For direct graph isomorphism algorithms see Combinatorics/Graphs/Isomorphisms/plans/general.hpp.

Vertex invariants
  • The first step consists in applying algorithms which further reduce the sets D(v), for example by using that isomorphisms maintain vertex degrees.
  • More generally, each vertex is labelled by some list of multisets of natural numbers, such that isomorphisms must maintain these lists; the first step is to use just the vertex degrees, the second step is to use for each vertex the multiset, which maps each possible vertex degree of a neighbour to the count of such neighbours; and so on (is this the idea of "nauty" ?).
  • Another possibility is to use adjacency relations: If w is adjacent to v, then for every value w' in D(w) there must exist a value v' in D(v) such that w' is adjacent to v'.
  • Either such algorithms are processed up to a certain level, or "until they get stuck", and then the remaining problem is formulated as a satisfiability problem.
  • Still just given G_1, G_2 and D, but D may have been further refined by the previous step.
  • We obtain a alliance of active clause-sets with variable set V(G_1) and variable domains given by D, with members
    1. BIJ(V(G_1), D, V(G_2)) (see module "Generators").
    2. A virtual clause-set which in principal for every vertex v and set V of possible values can yield for every vertex w adjacent to v in G the set of possible values W given by the set of w' such that v' in V with {v',w'} in E(G_2) exists.
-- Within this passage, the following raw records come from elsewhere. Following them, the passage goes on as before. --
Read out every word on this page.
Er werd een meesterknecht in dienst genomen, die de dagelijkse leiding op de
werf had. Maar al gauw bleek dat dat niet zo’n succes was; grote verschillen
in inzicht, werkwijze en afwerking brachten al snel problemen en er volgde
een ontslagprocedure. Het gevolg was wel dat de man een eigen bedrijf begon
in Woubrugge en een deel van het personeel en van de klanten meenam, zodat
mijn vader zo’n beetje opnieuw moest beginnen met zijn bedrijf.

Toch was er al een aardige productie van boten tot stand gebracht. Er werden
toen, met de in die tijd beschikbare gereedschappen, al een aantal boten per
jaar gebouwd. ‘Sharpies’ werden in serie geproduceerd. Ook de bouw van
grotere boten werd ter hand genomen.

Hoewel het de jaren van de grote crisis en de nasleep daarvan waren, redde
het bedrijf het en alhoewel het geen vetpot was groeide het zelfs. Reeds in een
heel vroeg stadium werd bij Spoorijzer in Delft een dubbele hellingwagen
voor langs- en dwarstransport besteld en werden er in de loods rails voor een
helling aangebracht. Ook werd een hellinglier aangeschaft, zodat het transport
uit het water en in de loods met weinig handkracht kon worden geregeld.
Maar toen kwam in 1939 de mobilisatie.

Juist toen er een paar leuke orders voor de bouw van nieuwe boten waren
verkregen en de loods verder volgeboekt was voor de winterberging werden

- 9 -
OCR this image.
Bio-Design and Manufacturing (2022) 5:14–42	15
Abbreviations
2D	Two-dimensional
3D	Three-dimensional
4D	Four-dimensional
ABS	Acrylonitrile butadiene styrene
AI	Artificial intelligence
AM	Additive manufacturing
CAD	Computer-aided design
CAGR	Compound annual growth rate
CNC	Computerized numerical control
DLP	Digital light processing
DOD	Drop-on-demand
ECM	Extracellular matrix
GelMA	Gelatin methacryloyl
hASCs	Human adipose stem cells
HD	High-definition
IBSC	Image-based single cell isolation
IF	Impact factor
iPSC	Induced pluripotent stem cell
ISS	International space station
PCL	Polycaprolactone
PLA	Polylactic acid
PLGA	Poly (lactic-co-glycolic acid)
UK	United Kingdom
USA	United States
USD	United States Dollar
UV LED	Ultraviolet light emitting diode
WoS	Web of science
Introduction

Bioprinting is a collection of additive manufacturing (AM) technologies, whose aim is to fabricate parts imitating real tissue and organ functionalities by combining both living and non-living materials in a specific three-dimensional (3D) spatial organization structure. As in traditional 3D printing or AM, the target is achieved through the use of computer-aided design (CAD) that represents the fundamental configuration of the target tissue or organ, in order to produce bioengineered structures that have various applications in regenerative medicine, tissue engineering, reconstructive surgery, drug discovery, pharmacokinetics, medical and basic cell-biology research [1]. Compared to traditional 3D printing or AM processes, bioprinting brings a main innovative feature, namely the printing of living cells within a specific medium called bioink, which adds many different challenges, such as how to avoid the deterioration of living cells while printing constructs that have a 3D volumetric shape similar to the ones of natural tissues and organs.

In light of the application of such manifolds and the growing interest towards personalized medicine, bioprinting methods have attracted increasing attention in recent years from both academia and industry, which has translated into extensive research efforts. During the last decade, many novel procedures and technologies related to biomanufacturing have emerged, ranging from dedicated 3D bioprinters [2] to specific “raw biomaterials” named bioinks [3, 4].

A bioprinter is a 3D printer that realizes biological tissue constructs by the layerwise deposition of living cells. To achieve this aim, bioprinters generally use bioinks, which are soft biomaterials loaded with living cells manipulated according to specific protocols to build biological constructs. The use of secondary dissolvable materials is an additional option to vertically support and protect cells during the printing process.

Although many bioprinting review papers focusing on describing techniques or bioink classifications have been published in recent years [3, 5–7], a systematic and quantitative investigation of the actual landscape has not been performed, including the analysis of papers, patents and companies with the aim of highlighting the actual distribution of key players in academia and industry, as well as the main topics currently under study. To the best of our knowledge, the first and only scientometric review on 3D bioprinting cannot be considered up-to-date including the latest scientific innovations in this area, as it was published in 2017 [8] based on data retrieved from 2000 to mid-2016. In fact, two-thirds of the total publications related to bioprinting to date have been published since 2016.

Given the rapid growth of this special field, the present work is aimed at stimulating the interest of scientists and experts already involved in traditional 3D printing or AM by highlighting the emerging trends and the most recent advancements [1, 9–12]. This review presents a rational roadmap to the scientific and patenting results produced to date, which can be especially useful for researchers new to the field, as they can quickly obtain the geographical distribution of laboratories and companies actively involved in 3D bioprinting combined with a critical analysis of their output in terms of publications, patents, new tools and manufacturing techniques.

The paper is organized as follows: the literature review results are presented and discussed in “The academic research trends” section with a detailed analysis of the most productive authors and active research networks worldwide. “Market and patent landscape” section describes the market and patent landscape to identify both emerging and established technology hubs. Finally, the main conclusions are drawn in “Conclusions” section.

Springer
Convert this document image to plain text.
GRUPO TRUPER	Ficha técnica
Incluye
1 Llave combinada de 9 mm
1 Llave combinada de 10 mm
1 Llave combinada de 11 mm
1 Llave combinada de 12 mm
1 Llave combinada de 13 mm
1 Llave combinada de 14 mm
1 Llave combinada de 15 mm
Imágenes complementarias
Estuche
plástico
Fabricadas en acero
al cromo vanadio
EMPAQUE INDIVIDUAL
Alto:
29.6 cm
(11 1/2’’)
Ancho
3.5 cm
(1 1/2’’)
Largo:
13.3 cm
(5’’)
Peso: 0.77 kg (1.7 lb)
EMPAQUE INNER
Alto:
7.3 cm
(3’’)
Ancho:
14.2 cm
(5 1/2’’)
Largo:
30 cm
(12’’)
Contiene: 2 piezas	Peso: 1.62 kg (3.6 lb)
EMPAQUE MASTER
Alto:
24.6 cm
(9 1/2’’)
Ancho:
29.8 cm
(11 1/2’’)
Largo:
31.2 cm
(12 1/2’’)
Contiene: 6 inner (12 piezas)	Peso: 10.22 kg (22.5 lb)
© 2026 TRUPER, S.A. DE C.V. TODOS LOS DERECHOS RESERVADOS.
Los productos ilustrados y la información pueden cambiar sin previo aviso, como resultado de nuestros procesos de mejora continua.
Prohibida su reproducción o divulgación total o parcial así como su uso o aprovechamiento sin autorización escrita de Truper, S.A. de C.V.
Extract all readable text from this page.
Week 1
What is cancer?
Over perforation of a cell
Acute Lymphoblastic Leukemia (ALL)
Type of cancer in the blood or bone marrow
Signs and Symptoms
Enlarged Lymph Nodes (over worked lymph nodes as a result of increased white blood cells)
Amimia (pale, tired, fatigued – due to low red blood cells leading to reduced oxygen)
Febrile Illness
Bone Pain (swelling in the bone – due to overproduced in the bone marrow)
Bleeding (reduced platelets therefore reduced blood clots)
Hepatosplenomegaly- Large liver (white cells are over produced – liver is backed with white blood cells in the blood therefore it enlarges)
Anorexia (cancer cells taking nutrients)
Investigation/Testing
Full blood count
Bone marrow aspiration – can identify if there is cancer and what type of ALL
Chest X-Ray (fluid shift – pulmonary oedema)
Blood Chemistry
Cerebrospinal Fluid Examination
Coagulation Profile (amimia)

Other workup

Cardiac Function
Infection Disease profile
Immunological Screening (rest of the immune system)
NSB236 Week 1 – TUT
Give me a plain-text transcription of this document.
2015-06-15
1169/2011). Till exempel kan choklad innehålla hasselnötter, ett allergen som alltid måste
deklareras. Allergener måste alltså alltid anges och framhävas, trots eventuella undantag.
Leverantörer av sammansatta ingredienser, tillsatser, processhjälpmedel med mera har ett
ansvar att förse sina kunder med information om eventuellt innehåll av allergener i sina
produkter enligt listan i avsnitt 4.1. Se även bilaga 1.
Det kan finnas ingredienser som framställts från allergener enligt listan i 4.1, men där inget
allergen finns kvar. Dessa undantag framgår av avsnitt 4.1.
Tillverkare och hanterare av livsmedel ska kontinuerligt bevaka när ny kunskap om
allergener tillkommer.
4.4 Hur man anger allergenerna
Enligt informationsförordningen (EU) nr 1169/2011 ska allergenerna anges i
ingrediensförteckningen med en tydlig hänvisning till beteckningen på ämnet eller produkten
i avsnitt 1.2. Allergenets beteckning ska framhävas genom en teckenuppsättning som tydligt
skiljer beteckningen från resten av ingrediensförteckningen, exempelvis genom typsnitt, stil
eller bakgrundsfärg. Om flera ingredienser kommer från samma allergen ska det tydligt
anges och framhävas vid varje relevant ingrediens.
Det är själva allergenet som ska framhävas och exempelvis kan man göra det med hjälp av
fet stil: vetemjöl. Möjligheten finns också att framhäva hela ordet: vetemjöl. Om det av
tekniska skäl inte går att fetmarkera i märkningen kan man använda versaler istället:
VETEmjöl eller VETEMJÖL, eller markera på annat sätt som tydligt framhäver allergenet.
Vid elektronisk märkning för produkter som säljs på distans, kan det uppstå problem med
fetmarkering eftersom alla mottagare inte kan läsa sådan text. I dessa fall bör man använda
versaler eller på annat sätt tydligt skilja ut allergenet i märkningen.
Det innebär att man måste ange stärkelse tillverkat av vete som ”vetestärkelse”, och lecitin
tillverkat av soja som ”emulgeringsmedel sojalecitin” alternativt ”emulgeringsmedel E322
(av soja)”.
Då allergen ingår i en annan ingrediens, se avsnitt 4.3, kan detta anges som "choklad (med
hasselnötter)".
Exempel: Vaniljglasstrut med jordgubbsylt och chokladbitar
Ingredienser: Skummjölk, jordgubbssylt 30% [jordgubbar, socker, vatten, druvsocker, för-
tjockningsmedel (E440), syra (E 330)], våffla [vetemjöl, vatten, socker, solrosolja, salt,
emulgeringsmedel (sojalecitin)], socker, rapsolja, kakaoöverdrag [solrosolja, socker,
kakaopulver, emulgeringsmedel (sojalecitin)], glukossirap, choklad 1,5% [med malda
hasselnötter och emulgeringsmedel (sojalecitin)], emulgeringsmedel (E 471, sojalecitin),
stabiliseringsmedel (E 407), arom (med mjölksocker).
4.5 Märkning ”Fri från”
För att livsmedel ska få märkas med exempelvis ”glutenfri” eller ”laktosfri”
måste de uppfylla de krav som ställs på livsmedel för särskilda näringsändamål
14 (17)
    3. Of main importance are the cases with |V| = 1 (these conditions ensure completeness of the translation).
    4. This active clause-set may also offer stronger inferences.
    5. In principal it is again an algorithm from the first step, processing a refined domain-assignment as input and computing further refinements.
  • This alliance then is passed to a SAT algorithm (or output, using the canonical clause-representation).
What about the graph embedding problem ? This should likely go to another module.

Definition in file GraphIsomorphisms.hpp.